Keren B'Kavod provides food packages, warm clothes and other necessities
to needy families and facilitates cultural and educational activities
for disadvantaged youth across Israel, regardless of their ethnicity or
religion.
As the Passover holiday is approaching, Keren B'Kavod brought together
volunteers to prepare food packages to be distributed in the coming
weeks. The Passover food package project is the program's biggest
project and its oldest. This past week, the Keren B'Kavod staff,
community volunteers, and hundreds of Israeli high school students
gathered in the parking garage of Beit Shmuel, the center of the Israel
Movement for Progressive Judaism, and at a school in Haifa. A testament
to the Keren B'Kavod staff and volunteer-leaders, the energy of these
teenagers was focused on an assembly line where more than 2,000 boxes
containing food, games, toiletries and in some cases clothing coupons,
were quickly put together. The Keren B'Kavod boxes were passed from
hand-to-hand, quickly filling with non- perishable food-items. Between
the packing shifts, children from the Beit Shmuel kindergarten were
brought in and shown around the garage-turned- assembly plant and were
explained the importance of the project. Even the preschoolers did their
part, putting their colourful hand-drawn Passover cards in the packages.
________________________________________
Israeli Helping Israeli
The Passover package project unites Israel's Reform Movement to aid all
Israelis. The volunteers come primarily from Noar Telem, the Israeli
Reform youth movement, TALI Beit Chinuch, a Reform high school and
Mechina, the Reform Movement's pre-army program. The volunteers were not
only involved in assembling the holiday boxes but also in fundraising,
spending evenings calling members of Reform communities around Israel.
Tens of thousands of shekels have been raised through canvassing the
congregants from Israel's 24 Reform synagogues by the youth and adult
volunteers of the Reform Jewish Movement. In addition, the suppliers of
the components of the packages in many cases donated their products or
services or provided them at a discount.
The finished packages, stacked to the ceiling by the end of the flurry
of work, are distributed to Israeli families in need, regardless of
where they live or their ethnic and religious backgrounds. Reform
communities are in touch with their regional welfare councils to
determine the amount of need in each area. Keren B'Kavod distributes to
Jewish, Christian and Muslim families, to veteran Israelis and new
immigrants, to residents in cities and in development towns, to
residents of unrecognized Bedouin villages, and to foreign workers in
South Tel Aviv. The boxes are distributed throughout the year around the
time of a religious holiday: Rosh Hashanah, Christmas, Easter, and the
(Muslim) Feast of the Sacrifice, or in this case, Passover.

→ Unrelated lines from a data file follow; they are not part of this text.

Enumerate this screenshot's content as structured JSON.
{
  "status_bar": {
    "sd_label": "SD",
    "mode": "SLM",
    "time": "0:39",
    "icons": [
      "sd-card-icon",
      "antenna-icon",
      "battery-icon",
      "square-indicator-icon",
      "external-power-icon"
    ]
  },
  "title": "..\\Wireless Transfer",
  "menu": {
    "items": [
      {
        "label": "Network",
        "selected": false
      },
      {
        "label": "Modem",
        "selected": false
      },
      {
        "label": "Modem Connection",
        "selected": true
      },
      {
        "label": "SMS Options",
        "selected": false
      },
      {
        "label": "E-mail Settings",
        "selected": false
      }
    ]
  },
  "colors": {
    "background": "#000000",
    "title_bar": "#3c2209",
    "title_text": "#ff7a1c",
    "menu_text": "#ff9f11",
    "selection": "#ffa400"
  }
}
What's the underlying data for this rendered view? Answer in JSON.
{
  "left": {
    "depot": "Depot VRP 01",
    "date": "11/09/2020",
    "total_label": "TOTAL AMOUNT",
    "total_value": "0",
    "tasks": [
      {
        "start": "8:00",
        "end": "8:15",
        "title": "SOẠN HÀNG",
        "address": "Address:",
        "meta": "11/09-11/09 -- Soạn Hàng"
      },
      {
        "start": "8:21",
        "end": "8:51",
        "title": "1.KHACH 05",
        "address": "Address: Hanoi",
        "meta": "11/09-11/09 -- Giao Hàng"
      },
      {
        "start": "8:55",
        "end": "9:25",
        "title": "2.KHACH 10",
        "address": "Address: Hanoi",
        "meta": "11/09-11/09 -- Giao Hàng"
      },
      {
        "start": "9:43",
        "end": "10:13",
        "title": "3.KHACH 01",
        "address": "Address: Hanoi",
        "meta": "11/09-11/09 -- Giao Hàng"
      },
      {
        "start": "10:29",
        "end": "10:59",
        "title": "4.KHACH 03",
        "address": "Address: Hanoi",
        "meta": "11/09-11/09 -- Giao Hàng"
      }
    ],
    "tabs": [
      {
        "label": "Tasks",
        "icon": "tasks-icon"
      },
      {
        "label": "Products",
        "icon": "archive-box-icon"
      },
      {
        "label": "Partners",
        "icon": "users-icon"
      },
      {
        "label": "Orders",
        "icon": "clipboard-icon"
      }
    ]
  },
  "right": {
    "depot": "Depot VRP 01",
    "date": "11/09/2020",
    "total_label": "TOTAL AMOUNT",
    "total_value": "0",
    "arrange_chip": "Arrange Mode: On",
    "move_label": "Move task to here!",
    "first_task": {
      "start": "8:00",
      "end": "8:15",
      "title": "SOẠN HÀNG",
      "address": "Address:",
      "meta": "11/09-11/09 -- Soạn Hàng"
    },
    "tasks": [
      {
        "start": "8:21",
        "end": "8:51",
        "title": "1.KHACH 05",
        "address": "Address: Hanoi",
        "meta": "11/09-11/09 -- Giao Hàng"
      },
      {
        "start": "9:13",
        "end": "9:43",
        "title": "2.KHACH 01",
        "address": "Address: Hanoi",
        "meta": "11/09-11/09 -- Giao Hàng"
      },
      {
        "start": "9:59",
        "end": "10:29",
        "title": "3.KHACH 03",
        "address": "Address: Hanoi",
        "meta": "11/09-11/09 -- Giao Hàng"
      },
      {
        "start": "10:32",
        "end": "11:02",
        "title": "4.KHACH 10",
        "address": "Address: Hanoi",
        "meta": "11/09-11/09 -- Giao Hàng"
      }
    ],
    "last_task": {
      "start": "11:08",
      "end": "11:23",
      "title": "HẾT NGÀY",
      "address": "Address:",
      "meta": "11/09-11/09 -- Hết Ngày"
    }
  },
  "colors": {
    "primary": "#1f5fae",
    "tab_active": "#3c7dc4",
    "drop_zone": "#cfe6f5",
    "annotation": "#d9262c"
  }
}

________________________________________
A Philosophy in Action
While helping families in need is the main goal of Keren B'Kavod, the
steps it takes in accomplishing these goals are in many ways an end unto
themselves. The continued success of the Passover project stems from the
culture of ownership and responsibility for the project and its goals
that is developing in the Israeli Reform Movement. "We are building a
circle of people to help," says Yoav Shafranik of B'Kavod. Keren B'Kavod
makes a concerted effort to work through welfare channels in order to
have a degree of anonymity towards the families it helps. Says Yoav, "We
are trying to be respectful of the families." That is the goal of Keren
B'Kavod: to make sure all Israelis live b'kavod (in dignity).